With the 3rd Test into the last session and England 239-5 the draw seems the most likely outcome, but South Africa will still fight for those last 5 wickets. Whatever the outcome of this Test there are a few things to take from this match.
Firstly, with Ntini being left out a new era of South African bowling attack needed to start. Ntini has been the man for the last decade, firstly with Pollock, and then with Steyn, but all things in sport come to an end, and although it may not be the end for Ntini, he still believes he can come back, there needs to be options going forward. Step forward Morne Morkel.

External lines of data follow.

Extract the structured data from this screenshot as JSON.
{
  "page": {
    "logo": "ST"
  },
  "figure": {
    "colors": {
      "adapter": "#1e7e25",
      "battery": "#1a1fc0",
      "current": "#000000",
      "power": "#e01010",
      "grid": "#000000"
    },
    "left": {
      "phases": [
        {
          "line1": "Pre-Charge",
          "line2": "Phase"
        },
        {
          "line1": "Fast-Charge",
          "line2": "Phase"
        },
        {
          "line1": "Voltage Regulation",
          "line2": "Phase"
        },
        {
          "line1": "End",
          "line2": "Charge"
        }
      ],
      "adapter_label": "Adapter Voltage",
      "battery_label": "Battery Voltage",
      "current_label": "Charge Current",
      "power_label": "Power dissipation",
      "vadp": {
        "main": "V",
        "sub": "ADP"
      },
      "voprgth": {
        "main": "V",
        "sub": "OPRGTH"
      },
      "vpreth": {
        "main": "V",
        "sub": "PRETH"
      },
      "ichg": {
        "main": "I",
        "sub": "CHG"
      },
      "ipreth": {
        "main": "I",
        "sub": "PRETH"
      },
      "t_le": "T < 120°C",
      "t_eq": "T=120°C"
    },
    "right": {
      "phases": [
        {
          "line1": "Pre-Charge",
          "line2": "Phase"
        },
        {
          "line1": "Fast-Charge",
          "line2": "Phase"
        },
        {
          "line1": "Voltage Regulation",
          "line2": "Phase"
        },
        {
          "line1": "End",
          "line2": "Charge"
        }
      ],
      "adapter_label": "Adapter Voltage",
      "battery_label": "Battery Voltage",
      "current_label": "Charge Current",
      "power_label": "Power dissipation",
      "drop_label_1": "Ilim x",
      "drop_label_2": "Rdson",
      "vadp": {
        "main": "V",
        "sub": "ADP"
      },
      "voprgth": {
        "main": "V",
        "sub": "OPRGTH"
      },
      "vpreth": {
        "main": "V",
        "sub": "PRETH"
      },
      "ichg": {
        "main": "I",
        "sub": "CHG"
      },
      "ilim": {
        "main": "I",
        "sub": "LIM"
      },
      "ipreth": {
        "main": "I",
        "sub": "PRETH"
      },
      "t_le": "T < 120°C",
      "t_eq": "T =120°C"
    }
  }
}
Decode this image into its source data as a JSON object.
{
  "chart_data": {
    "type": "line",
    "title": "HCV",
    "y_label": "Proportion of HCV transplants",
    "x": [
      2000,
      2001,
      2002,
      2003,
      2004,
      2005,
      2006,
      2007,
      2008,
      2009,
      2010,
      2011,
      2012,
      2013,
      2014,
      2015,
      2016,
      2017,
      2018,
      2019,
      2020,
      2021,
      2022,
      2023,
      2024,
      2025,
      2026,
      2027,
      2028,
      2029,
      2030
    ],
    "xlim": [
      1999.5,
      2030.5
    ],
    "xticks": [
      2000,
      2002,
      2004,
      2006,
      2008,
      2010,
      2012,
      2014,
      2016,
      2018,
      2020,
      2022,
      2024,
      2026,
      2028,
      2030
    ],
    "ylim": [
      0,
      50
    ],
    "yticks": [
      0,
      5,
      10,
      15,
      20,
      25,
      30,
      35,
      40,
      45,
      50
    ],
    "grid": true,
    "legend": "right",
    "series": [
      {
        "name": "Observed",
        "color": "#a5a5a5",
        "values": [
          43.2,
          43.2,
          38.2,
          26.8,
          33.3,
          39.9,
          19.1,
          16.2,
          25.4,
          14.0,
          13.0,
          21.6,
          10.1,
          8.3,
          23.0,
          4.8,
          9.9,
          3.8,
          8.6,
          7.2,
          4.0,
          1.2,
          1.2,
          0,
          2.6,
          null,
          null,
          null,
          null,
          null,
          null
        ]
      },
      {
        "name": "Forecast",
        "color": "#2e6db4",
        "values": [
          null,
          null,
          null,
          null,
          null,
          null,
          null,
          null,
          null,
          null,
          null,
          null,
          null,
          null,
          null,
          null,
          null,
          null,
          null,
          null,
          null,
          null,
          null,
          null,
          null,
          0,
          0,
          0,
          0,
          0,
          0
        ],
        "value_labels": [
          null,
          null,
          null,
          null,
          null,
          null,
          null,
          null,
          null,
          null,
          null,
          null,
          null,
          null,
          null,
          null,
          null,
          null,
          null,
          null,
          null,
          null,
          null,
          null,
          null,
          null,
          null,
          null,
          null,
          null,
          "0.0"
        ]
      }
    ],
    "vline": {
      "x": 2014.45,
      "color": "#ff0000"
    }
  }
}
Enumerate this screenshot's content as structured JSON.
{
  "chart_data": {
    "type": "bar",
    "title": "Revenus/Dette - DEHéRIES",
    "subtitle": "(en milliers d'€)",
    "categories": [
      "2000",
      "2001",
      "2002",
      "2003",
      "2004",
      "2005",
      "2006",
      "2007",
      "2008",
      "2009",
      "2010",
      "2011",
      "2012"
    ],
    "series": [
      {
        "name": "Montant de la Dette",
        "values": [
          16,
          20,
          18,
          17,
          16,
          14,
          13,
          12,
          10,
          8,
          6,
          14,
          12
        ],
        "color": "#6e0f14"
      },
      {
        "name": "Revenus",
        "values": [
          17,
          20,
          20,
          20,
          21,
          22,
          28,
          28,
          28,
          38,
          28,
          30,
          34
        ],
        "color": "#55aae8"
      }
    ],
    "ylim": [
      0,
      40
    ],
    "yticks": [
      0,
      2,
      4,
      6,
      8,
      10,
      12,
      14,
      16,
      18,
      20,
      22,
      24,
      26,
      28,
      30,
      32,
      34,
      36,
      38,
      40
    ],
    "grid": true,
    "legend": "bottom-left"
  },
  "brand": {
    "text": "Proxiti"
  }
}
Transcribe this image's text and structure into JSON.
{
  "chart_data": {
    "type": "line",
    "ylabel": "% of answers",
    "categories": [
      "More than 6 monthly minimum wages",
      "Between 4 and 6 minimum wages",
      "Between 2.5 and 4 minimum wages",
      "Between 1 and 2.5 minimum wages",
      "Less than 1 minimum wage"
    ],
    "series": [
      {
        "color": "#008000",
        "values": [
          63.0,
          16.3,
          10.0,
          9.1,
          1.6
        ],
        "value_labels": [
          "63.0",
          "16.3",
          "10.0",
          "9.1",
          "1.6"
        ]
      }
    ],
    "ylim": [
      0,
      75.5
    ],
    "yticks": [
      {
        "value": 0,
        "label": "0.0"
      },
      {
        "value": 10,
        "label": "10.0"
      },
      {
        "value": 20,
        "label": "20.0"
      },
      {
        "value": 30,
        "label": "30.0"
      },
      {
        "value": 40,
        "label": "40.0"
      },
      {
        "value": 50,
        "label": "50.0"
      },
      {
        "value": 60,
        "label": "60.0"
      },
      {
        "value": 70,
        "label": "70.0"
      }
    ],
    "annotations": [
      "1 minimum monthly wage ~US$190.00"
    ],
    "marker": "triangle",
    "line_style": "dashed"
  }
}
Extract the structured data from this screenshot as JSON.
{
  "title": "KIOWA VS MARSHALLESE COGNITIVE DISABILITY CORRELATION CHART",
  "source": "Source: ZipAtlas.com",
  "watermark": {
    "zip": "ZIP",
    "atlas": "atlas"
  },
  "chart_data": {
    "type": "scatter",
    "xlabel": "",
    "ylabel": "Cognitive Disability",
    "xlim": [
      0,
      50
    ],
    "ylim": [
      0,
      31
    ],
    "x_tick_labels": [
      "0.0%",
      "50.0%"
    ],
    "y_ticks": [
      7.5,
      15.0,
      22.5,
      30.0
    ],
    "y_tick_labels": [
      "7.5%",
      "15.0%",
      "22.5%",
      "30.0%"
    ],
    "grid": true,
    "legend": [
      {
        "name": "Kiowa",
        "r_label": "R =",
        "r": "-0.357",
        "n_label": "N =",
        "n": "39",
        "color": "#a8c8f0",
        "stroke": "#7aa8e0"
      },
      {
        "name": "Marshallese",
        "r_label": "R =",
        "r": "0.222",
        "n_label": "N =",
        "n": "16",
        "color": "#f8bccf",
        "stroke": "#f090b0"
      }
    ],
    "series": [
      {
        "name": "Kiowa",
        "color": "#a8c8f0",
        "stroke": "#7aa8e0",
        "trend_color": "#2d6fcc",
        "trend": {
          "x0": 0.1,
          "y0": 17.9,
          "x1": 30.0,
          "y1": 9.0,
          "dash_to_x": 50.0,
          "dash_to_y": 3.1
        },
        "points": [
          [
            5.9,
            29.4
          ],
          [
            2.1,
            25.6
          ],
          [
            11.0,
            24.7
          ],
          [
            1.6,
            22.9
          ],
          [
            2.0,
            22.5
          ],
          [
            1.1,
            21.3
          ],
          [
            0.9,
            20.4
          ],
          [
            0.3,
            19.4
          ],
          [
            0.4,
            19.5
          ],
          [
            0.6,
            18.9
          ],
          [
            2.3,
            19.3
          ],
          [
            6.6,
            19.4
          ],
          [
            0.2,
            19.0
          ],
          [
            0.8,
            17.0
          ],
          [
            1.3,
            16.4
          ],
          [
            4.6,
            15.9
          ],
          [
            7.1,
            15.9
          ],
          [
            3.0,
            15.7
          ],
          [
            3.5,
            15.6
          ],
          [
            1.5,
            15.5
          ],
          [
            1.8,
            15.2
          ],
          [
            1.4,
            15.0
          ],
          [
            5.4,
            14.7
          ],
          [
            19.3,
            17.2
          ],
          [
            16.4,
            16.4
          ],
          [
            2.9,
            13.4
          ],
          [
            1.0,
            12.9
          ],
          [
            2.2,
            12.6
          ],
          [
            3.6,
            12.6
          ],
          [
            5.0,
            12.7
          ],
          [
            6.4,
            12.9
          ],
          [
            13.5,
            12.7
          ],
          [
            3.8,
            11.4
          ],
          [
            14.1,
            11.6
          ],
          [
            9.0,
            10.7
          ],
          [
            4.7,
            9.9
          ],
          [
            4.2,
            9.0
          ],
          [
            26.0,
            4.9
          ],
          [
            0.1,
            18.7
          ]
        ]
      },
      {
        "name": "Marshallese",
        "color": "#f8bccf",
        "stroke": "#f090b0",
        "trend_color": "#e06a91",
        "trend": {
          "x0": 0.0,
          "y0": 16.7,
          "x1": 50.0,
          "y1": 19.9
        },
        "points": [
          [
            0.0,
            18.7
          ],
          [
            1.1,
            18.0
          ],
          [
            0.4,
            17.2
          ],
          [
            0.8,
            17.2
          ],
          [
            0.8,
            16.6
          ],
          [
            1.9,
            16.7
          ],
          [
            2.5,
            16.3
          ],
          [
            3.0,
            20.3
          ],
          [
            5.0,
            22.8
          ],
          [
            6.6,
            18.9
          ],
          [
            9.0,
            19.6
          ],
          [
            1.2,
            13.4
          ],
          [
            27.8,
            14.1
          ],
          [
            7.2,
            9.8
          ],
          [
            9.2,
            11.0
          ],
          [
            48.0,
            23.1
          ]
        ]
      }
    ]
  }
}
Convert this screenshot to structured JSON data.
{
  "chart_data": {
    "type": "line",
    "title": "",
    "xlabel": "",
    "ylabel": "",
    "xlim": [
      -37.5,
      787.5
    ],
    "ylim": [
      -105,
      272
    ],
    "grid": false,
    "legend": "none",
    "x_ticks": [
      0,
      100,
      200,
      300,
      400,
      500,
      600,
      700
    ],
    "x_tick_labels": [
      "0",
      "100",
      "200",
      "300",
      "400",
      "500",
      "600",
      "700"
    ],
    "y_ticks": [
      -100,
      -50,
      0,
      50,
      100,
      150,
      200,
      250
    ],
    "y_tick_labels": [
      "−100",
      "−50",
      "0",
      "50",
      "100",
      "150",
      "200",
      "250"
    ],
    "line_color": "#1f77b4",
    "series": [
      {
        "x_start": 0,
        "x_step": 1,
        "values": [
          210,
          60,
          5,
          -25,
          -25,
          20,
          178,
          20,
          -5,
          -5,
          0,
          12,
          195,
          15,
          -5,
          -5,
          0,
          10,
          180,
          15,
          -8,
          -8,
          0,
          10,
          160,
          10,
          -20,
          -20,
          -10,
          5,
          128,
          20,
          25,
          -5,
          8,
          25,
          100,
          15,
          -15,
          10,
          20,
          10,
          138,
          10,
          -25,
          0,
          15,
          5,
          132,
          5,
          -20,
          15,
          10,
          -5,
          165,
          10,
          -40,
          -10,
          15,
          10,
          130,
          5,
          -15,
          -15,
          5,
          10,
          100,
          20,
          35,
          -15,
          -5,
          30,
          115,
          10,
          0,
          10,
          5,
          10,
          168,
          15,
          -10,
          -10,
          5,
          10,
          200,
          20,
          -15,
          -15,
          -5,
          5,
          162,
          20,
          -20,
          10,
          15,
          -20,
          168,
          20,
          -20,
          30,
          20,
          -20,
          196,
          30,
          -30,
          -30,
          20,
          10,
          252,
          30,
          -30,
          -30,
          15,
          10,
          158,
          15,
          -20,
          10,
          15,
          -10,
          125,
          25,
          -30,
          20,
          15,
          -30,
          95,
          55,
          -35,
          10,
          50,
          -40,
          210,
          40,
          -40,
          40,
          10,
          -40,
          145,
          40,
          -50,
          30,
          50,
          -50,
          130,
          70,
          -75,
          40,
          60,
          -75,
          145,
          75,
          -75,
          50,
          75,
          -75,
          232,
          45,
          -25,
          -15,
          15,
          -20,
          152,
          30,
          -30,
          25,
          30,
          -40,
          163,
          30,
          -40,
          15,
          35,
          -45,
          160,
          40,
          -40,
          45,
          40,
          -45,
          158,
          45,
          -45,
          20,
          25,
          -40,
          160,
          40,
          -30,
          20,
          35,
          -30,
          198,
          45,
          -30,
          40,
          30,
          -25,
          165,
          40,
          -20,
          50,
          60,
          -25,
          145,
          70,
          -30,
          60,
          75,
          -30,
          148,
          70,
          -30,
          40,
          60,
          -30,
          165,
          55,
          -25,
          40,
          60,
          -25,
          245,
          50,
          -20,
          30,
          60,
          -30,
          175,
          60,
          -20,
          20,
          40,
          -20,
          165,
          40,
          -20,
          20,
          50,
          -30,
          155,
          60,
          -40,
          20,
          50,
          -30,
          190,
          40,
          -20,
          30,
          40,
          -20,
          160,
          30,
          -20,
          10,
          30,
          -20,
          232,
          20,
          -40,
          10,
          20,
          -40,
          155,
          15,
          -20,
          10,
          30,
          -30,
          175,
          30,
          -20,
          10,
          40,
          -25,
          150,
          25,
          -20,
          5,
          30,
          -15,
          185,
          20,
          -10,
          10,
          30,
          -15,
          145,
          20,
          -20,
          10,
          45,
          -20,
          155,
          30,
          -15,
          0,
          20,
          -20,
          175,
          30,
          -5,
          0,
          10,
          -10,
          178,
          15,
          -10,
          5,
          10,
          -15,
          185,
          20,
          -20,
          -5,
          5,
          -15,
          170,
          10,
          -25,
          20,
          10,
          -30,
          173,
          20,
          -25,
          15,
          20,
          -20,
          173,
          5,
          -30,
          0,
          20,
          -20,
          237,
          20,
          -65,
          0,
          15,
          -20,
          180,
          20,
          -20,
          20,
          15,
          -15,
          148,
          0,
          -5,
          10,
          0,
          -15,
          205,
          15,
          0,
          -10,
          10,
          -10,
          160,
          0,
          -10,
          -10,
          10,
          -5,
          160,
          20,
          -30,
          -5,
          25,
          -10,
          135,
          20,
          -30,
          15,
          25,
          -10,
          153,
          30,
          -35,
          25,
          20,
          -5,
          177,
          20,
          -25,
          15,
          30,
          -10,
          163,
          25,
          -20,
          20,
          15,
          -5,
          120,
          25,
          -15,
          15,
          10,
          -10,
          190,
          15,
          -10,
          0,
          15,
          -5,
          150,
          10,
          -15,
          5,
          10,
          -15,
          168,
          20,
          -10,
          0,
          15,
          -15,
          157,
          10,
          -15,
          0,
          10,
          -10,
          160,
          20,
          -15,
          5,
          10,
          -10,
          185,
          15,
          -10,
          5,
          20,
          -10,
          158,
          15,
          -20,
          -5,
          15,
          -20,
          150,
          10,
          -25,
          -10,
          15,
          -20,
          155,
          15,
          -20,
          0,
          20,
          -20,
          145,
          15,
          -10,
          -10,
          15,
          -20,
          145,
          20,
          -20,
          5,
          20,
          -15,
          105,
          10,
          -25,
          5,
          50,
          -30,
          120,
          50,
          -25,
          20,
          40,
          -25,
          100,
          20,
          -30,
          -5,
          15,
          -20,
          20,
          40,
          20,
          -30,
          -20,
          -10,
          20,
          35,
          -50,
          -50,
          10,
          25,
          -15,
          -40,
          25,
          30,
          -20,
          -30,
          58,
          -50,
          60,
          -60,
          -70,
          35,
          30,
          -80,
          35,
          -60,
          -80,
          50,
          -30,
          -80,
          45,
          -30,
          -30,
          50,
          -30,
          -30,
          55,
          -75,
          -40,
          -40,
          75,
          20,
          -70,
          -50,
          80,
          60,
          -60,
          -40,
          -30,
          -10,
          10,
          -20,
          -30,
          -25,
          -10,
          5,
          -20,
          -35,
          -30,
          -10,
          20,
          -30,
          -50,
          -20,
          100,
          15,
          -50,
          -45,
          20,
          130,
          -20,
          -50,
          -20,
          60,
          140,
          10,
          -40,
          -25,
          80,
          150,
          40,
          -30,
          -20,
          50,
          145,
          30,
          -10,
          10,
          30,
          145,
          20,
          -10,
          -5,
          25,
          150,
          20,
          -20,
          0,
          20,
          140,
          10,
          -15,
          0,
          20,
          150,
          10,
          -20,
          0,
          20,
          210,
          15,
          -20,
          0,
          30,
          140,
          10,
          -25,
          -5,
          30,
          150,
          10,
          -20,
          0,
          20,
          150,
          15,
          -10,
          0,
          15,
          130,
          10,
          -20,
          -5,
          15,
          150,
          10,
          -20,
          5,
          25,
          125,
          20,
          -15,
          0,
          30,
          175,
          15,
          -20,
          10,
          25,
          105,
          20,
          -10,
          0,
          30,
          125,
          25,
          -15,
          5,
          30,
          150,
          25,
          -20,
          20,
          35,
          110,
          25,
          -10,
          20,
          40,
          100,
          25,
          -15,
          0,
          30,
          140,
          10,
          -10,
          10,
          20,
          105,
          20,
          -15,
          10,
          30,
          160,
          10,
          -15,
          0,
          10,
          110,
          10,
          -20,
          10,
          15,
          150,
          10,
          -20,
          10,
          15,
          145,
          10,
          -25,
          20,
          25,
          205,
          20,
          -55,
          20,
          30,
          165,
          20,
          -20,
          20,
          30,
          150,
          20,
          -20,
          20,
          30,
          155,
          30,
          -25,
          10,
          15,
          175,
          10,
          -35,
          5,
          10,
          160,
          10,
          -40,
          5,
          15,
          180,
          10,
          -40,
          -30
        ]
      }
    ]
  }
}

Morkels potential has been there for all to see, but there’s only so long people can talk about potential before you have to start delivering. His Test career thus far has been fairly inconsistent, with moments of brilliance punctuated with wayward spells. In the last Test in Durban, with Ntini clearly off the boil, Morkel stepped up to lead the attack and bowled some brilliant spells. That form continued this week when he was given the new ball after Ntini was left out. The added responsibility and faith and belief have given Morkel more zip and more importantly – consistency. He’s had a no ball problem that has added to his inconsistency but in the Durban Test and again in this one he has not sent down a single no ball. That says a lot. This may be the beginning of a new attacking strike duo of Steyn and Morkel. One that leaves the Protea attack with a promising, healthy, future.
Paul Collingwood must be the most underrated batsman in England. For a time he was considered a ODI specialised and had to battle to get into the Test team. It is strange that someone considered a limited over batsman is so dour and defensive in Test cricket. But an batting line up needs balance and can’t be made up of just dashing stroke players. Collingwood knows his job and does it so well. How many times have England needed to hang on for a draw and relied on Collingwood to battle it out for them? There’s few in this England line up who can be relied upon to bat out a day and do the job without having a dash at a loose delivery and getting out, as Cooke did yesterday. Collingwood has shortened his back lift and set out his stall to defend all day and looks like he may be doing it yet again for England. With the likes of Bell and Prior you always feel like they’ll give you a chance at some stage. Collingwood has been faultless. He doesn’t get the credit he deserves but those who do the ugly work seldom do. South Africa don’t make that mistake and value his wicket as high as that of the star players, Pieterson and Strause.
Speaking of KP, something seems off with England’s best player. He’s been very quiet all series. The hatred South Africans feel for KP has diluted since he was last here. KP has matured, he was a brash, young, upstart when his career began and shot his mouth off to much. That doesn’t happen anymore and he is, one feels, a better person than many think. The abuse he gets at the grounds here is more in jest and sport, and he is respected much more here in South Africa. However he has hardly been seen in this series. He’s been posted out on the boundary by Strauss, hardly seems to say anything, and is rarely in much conversation with the England camp during play. He seems to almost be drifting through, as if there is a problem with the other players in the team. That has come through in his batting where he has hardly been the dominating swash buckling batsman South Africans are used to. There is definitely something off with KP here in South Africa. Which is sad for cricket – love him or hate him cricket needs KP.